In front of everyone in the church he called me whore and a witch, he said god
knew my heart and intentions ,God new that I seduced my attacker and he
wanted me to admit that and repent in front of the church. All at once four or five
people started praying and touching me some were yelling at the spirit they
thought was in me. I remember looking at the pastor and seeing the arrogant self
righteous look of contentment on his face. I broke away from the people (which
was not an easy task.) I had to physically force their hands off me! I went
directly to my children’s classes and took them out … the people in the church
actually tried to keep me from my children telling me that they weren’t
dismissed from class. It was crazy. These people were seriously brain washed. I
had to threaten to bring the cops before they let me take my kids out of there.
I’m pretty sure they were convinced I was actually possessed by the time I got out
of there I was indescribably infuriated! I was so mad every time I spoke the
lights flickered in that place……..I’m not even kidding.
This was actually the last time I ever went to church.
A lot of things changed drastically after that. Without hesitation after the
church thingy I pulled out the old decks of Tarot I had and bought some new
books on witchcraft. I was surprised how familiar all the practices seemed to me,
like I had lived this life so many times before. I blew though those books and
bought more and more. Spells that I had no way of knowing came to me without
even an effort and I finally started to become a little more open about being a
witch.
My life at that time was chaotic, the rape and many other things revived many
hidden memories of past sexual abuse. I was at a point in my life when I felt
nothing I had ever thought to be true or ever had believed in was real anymore. I
learned people lie, people lie to gain control.
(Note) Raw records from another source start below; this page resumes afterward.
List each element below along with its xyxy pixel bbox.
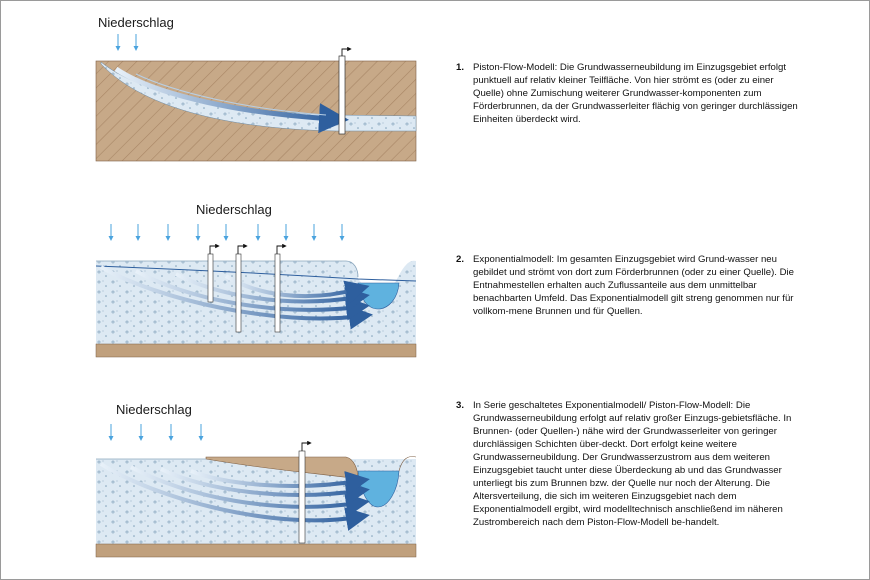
- description-text-1: Piston-Flow-Modell: Die Grundwasserneubi…: [473, 62, 798, 125]
- wells-2: [207, 243, 287, 333]
- description-2: 2. Exponentialmodell: Im gesamten Einzug…: [456, 253, 801, 318]
- precipitation-label-3: Niederschlag: [116, 402, 192, 417]
- description-1: 1. Piston-Flow-Modell: Die Grundwasserne…: [456, 61, 801, 126]
- description-number-2: 2.: [456, 254, 465, 265]
- precipitation-label-1: Niederschlag: [98, 15, 174, 30]
- precipitation-label-2: Niederschlag: [196, 202, 272, 217]
- description-text-2: Exponentialmodell: Im gesamten Einzugsge…: [473, 254, 795, 317]
- serial-model-diagram: [95, 424, 417, 558]
- description-number-3: 3.: [456, 400, 465, 411]
- description-3: 3. In Serie geschaltetes Exponentialmode…: [456, 399, 801, 529]
- well-1: [338, 55, 346, 135]
- rain-arrows-2: [108, 224, 345, 241]
- flow-lines-3: [99, 462, 370, 531]
- well-3: [298, 450, 306, 544]
- rain-arrows-1: [115, 34, 139, 51]
- description-text-3: In Serie geschaltetes Exponentialmodell/…: [473, 400, 792, 528]
- description-number-1: 1.: [456, 62, 465, 73]
- exponential-model-diagram: [95, 224, 417, 358]
- piston-flow-diagram: [95, 34, 417, 162]
- rain-arrows-3: [108, 424, 204, 441]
I learned because a number of people
say things should be a certain way no one really knows it to truly be the way it
should be. I learned people are afraid , so afraid of everything , that they hide
behind religion, tradition and beliefs that they think will save their lives or their
souls, so so afraid of eternal death, I learned how to forgive people during this
time. I learned about true compassion and I aspired to have that as part of my
personal attributes. But the most important thing I learned is that I am in charge
of this life I am living and I have the power to create and manifest my desires,
my life and myself. Oh yeah I started believing in my psychic gifts and Wow
…….
I opened my spirit to the universe to guide me. I began to realize that to honor a
God or Goddess of any kind we must first honor that same spirit within
ourselves. I decided to set out on the path to find truth and to quench this
longing I had to connect to the giver of the life in my spirit. Once I opened my
mind to the possibility that I may really be here for some spiritual purpose, my
drive to learn more grew greater and I continue to explore more things to find out
what I should be doing with this existence.
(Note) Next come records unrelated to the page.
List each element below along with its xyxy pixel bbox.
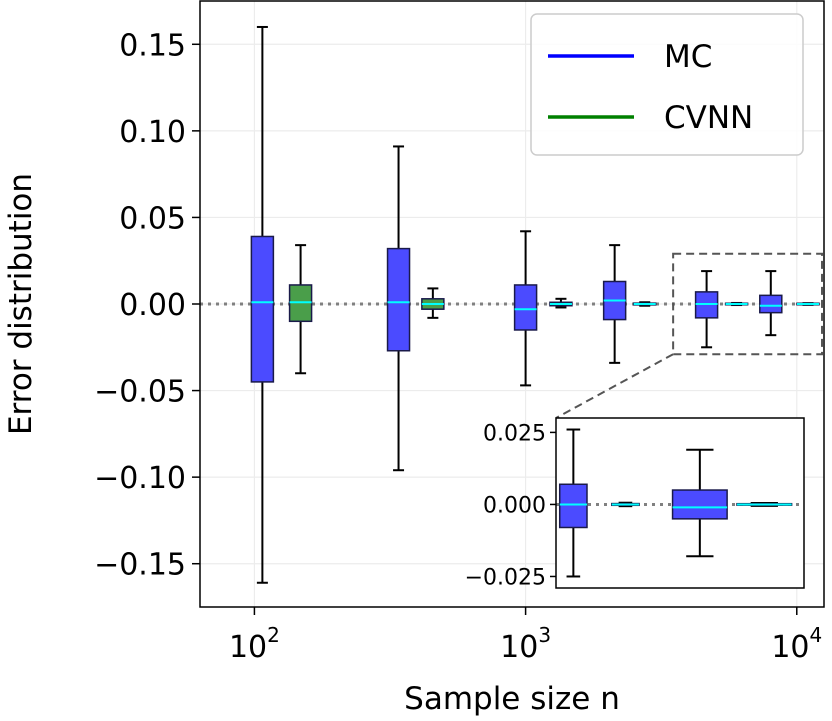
inset-zoom-panel: −0.025 0.000 0.025: [465, 417, 805, 590]
inset-box-mc: [558, 428, 588, 578]
inset-y-tick-label: 0.025: [483, 421, 546, 446]
box-mc: [694, 270, 719, 349]
box-mc: [250, 25, 275, 584]
box-cvnn: [632, 301, 657, 307]
iqr-box: [513, 284, 538, 331]
y-tick-label: −0.10: [94, 461, 186, 496]
box-cvnn: [549, 297, 573, 309]
y-tick-label: 0.10: [119, 115, 186, 150]
iqr-box: [250, 235, 275, 383]
x-axis-title: Sample size n: [404, 681, 620, 717]
y-tick-label: 0.15: [119, 28, 186, 63]
box-cvnn: [288, 244, 313, 375]
legend: MC CVNN: [530, 13, 804, 156]
x-axis-ticks: 102 103 104: [229, 607, 822, 665]
legend-label-mc: MC: [664, 39, 712, 75]
zoom-region-box: [672, 252, 823, 356]
x-tick-label: 103: [500, 623, 551, 665]
inset-frame: [555, 417, 805, 589]
box-cvnn: [796, 302, 820, 306]
box-cvnn: [421, 287, 445, 319]
iqr-box: [671, 489, 728, 520]
y-axis-title: Error distribution: [3, 173, 39, 435]
box-cvnn: [724, 301, 749, 307]
zoom-connector-line: [555, 353, 674, 419]
legend-label-cvnn: CVNN: [664, 100, 753, 136]
box-layer: [250, 25, 820, 584]
iqr-box: [558, 483, 588, 529]
inset-box-cvnn: [611, 501, 640, 508]
box-mc: [602, 244, 627, 364]
y-tick-label: 0.05: [119, 201, 186, 236]
inset-box-cvnn: [736, 502, 793, 507]
box-mc: [513, 230, 538, 387]
zoom-indicator: [555, 252, 823, 419]
box-mc: [386, 145, 411, 472]
inset-y-axis-ticks: −0.025 0.000 0.025: [465, 421, 556, 590]
y-tick-label: −0.05: [94, 375, 186, 410]
inset-y-tick-label: 0.000: [483, 493, 546, 518]
inset-y-tick-label: −0.025: [465, 565, 546, 590]
x-tick-label: 102: [229, 623, 280, 665]
box-mc: [759, 270, 783, 337]
y-tick-label: −0.15: [94, 548, 186, 583]
inset-box-mc: [671, 448, 728, 558]
iqr-box: [386, 247, 411, 352]
iqr-box: [759, 294, 783, 314]
y-tick-label: 0.00: [119, 288, 186, 323]
legend-frame: [530, 13, 804, 156]
x-tick-label: 104: [771, 623, 822, 665]
inset-box-layer: [558, 428, 793, 578]
y-axis-ticks: −0.15 −0.10 −0.05 0.00 0.05 0.10 0.15: [94, 28, 200, 583]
Now after all these years of digging through religious dogma, I now find my
strength in the belief that I, my spirit , my strong feminine energy, my majik,
my purpose is divinely connected to all there is. It is also my belief that all
womyn are witches per se, we possess the ability to manipulate the energy around
us (spell cast) we are naturally creators. And although I call out to or ask for
the presence of the Great Spirit and Goddesses in all majik and ritual , It is now
my deeply seeded belief, like you, I am she.